「金縛り」考察
金縛りによくあう。
よくあうとは言ったものの、世間一般的に金縛りにあう頻度がわからないので「よく」という言葉が適切かどうかわからないが、平均すると月1回くらいはあう。
自分ではよくあうほうではないかと思っている。
そして、社会通念上の「金縛り」というものに当てはまるのかどうかもわからない。
一般的な「金縛り」といえば、「女の人に首を縛られる」的なものがステレオタイプなイメージだが、僕の場合はそういうものではない。
なので「金縛り」と言っていいのものかわからないけれど、「寝ている間に体が動かないという意識を抱く」という点は共有しているので金縛りによくあうと発言してもいいはずだ。
初めて金縛りにあったのが大学生のころで、かれこれ8年くらい付き合っているが、だいたい同じパターンである。
・真っ暗で布団に横になった、そのときに見える光景と酷似した(少しレイアウトなどが違う)空間で発生する。
・そのことを「夢」だとハッキリ意識した段階からスタートする。
・その空間に知らない誰か(男女問わず)が入り込み、その誰かの気配や影を認知する。
・その気配や影に恐怖を感じ、怒鳴って追い返そうとするが、声も出ず体も動かない。
・声も出ず体も動かないので、「もしこれが夢じゃなかったらどうしよう」という不安と恐怖から、「夢」と「現実」の境目がわからなくなる。
・「夢」と「現実」の境目がわからなくなること、声も出ず体も動かないこと、そして謎の人間の気配や影そのものへの恐怖が最大限になった瞬間、なんとか声を発するが、とてつもなく情けない声。
・その情けない声が発された瞬間と同時に目が覚める。
以上が私的金縛り黄金パターンである。
色々と不思議なことはあるけれど、一番不思議でかつ自分でも興味深いのは、「女の人に首を絞められている」的な霊感物語ではなく、いつもハッキリと「人間」の存在や影に恐れているんだと自分で意識している点である。

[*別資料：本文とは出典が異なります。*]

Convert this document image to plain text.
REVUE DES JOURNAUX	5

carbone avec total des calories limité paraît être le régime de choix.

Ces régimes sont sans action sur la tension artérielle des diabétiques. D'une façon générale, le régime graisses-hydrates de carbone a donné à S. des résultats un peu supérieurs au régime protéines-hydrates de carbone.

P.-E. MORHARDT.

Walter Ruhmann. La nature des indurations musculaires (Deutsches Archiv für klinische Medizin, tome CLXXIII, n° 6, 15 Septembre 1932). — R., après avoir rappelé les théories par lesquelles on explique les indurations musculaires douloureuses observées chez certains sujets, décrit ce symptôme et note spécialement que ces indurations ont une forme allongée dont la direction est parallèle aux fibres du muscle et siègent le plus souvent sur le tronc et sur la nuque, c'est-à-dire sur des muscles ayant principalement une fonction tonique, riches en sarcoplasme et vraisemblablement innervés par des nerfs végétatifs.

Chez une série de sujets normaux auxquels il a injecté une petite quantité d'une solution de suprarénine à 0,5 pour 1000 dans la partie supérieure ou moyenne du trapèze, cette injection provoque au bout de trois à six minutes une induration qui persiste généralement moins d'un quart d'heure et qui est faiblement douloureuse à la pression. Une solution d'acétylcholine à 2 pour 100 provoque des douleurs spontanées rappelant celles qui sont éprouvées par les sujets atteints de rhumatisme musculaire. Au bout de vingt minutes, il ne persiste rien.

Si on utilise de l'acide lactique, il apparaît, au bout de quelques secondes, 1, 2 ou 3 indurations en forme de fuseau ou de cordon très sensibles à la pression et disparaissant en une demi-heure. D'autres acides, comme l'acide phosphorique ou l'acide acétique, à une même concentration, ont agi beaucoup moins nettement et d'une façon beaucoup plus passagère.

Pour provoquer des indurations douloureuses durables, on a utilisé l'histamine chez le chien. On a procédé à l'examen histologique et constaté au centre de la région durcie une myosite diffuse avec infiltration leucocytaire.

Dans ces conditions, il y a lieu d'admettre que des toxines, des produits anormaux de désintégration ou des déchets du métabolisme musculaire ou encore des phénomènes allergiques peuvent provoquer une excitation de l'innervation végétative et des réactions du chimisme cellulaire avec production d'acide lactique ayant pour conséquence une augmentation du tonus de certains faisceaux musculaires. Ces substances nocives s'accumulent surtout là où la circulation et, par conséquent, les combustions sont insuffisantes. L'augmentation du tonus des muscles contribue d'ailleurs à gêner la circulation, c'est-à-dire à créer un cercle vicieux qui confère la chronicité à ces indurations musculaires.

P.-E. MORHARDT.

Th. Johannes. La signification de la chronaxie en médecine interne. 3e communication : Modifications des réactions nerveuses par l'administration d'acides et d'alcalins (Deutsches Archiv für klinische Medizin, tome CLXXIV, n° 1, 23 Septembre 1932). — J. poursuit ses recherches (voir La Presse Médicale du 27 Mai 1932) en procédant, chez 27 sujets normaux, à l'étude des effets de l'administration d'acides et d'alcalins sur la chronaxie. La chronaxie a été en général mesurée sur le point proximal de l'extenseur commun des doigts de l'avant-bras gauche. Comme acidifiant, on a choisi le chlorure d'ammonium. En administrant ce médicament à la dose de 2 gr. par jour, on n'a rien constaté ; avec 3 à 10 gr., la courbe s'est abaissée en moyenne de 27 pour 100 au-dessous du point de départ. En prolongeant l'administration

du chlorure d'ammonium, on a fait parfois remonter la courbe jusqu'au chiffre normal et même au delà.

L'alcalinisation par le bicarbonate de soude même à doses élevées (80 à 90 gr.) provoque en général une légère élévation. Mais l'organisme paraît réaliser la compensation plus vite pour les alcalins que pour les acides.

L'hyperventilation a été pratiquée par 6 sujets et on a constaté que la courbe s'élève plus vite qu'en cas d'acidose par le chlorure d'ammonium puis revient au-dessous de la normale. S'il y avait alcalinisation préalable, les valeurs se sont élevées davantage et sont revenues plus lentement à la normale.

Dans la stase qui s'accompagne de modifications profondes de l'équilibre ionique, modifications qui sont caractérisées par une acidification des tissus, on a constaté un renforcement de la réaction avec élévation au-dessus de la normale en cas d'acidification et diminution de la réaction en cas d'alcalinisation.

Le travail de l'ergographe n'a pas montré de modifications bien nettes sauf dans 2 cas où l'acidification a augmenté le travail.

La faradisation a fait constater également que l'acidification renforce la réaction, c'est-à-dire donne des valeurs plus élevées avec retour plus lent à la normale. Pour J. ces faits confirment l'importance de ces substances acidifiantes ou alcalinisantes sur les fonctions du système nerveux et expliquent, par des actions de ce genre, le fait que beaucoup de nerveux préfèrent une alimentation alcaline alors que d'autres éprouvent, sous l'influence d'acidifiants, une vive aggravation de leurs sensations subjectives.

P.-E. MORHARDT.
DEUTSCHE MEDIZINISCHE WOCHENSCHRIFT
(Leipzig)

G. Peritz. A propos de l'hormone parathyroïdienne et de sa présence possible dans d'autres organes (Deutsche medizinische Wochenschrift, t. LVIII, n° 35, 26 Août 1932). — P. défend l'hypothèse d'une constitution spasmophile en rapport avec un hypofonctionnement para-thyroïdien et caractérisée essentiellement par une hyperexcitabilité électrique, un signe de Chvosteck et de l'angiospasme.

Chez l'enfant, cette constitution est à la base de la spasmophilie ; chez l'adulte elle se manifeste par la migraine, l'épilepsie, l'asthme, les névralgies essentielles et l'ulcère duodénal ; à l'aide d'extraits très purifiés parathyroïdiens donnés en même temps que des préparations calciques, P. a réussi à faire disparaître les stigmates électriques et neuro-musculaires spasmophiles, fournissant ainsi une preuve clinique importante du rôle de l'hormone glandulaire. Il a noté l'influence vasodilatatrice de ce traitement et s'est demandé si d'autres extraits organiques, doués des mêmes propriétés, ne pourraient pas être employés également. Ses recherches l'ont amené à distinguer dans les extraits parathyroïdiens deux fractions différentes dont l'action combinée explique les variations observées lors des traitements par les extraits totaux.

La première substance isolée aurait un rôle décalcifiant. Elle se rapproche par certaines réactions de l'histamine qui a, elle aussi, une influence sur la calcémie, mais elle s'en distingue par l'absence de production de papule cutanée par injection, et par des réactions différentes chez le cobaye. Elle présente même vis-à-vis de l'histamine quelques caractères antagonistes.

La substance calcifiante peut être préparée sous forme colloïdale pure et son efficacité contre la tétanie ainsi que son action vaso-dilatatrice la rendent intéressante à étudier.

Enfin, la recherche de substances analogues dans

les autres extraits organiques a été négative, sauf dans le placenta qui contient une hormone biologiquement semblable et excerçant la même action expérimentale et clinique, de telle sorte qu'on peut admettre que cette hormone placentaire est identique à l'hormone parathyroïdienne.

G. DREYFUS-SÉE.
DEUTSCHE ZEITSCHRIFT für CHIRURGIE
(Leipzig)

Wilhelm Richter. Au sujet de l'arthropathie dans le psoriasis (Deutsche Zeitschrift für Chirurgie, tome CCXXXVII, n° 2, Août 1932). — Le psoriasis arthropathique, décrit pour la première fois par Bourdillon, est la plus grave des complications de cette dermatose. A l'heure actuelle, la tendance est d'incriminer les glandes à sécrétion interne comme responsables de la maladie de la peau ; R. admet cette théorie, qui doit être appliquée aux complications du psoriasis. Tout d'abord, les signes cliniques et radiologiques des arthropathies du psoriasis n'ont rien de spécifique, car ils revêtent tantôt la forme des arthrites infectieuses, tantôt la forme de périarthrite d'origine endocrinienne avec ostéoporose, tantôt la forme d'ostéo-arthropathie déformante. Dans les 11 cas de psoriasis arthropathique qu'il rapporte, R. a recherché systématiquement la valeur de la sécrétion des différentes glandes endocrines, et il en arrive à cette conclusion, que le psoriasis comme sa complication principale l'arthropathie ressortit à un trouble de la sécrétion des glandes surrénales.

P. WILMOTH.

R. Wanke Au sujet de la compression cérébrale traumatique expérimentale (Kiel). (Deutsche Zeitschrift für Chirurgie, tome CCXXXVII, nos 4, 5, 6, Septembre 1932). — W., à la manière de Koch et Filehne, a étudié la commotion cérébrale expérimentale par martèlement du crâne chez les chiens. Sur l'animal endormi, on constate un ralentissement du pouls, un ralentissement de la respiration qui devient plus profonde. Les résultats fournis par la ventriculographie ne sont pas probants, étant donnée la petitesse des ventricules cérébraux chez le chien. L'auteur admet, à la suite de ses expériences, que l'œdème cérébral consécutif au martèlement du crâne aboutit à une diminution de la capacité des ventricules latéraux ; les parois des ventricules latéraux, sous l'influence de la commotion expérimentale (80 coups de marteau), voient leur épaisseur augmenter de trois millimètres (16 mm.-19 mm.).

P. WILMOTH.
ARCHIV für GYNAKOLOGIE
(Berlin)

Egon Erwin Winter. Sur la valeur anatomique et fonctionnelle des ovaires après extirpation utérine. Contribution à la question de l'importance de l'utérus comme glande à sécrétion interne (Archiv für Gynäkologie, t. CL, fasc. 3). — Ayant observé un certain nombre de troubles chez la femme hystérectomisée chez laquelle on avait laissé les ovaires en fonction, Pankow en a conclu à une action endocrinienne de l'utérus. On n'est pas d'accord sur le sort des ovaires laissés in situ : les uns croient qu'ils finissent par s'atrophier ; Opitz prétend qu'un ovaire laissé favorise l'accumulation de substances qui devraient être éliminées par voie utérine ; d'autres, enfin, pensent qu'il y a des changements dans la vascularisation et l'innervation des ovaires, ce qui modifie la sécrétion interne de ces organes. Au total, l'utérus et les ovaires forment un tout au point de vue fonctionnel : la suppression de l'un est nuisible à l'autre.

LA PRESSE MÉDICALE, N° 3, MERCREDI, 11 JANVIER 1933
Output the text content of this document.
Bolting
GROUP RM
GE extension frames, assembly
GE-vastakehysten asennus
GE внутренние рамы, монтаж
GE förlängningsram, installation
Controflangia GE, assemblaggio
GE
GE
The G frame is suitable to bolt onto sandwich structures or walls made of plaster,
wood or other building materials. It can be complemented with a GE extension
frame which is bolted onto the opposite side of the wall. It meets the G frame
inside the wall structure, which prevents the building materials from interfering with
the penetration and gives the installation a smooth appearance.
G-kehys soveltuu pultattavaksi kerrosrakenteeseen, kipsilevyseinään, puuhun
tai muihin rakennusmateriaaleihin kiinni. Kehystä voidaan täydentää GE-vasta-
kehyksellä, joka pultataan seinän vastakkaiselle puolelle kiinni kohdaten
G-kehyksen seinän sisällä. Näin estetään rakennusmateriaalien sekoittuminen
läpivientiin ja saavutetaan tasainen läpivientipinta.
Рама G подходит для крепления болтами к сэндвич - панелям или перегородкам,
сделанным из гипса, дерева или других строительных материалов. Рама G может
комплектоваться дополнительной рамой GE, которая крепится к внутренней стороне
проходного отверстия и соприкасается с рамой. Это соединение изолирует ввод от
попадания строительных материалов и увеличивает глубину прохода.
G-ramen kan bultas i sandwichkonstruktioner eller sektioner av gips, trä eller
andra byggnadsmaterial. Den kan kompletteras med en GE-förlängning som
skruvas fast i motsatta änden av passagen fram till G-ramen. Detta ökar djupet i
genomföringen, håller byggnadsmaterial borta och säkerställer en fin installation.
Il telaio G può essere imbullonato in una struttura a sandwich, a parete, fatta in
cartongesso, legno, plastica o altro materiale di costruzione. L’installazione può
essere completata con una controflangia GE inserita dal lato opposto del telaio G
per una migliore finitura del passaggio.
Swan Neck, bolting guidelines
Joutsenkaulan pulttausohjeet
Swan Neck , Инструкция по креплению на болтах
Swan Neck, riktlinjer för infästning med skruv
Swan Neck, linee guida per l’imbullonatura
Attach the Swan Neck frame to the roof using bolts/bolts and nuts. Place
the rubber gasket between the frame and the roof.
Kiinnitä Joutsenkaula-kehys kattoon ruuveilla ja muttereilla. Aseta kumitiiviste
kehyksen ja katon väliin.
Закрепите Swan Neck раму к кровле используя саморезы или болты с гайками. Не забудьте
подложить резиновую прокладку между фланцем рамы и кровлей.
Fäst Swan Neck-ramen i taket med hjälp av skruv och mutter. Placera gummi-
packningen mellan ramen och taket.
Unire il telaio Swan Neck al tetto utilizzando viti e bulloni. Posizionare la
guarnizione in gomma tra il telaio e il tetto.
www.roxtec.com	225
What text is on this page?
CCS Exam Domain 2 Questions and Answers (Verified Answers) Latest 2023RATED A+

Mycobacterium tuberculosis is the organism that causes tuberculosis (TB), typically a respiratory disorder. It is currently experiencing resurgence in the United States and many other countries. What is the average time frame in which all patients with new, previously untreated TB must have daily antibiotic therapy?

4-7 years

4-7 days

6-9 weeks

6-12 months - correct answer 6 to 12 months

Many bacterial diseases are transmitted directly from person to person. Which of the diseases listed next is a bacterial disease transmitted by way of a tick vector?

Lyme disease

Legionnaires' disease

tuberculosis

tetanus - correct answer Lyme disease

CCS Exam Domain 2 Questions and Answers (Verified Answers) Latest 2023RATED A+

今思い返せば、例えば小さいころに実家で、夜に自分の部屋がある2階へ上がるのが怖かったときがあるが、幽霊的なものへの恐怖ではなく、「とんでもねえサイコキラーが2階にいたらどうしよう」的な恐怖だった。
もちろん幽霊的なものを全く信じずに恐れてもいないわけでもないけれど、それよりも生身の人間への恐怖が勝る。
幽霊は自分の身に危害を加えないが、生身の人間は加えうる。
その恐怖が潜在的にあって、「夢」で顕在化しているんだと、自分で勝手に考察している。
声が出ない、体が動かない、といったことはただの副産物のようなものだと思っている。
まず一番は「とんでもねえ人間」への恐怖だ。
なんでこんなことを書いたかと言うと、今朝も金縛りにあった。
あいたてホヤホヤのホットな状態で何か書き記そうと思ったから。
ちなみに今朝は「なんや~お前~うわぁ~・・・」という、極限まで震えた自分の声で起きた。
情けなさすぎて恥ずかしくなって、とりあえずトイレでタバコを一本吸った。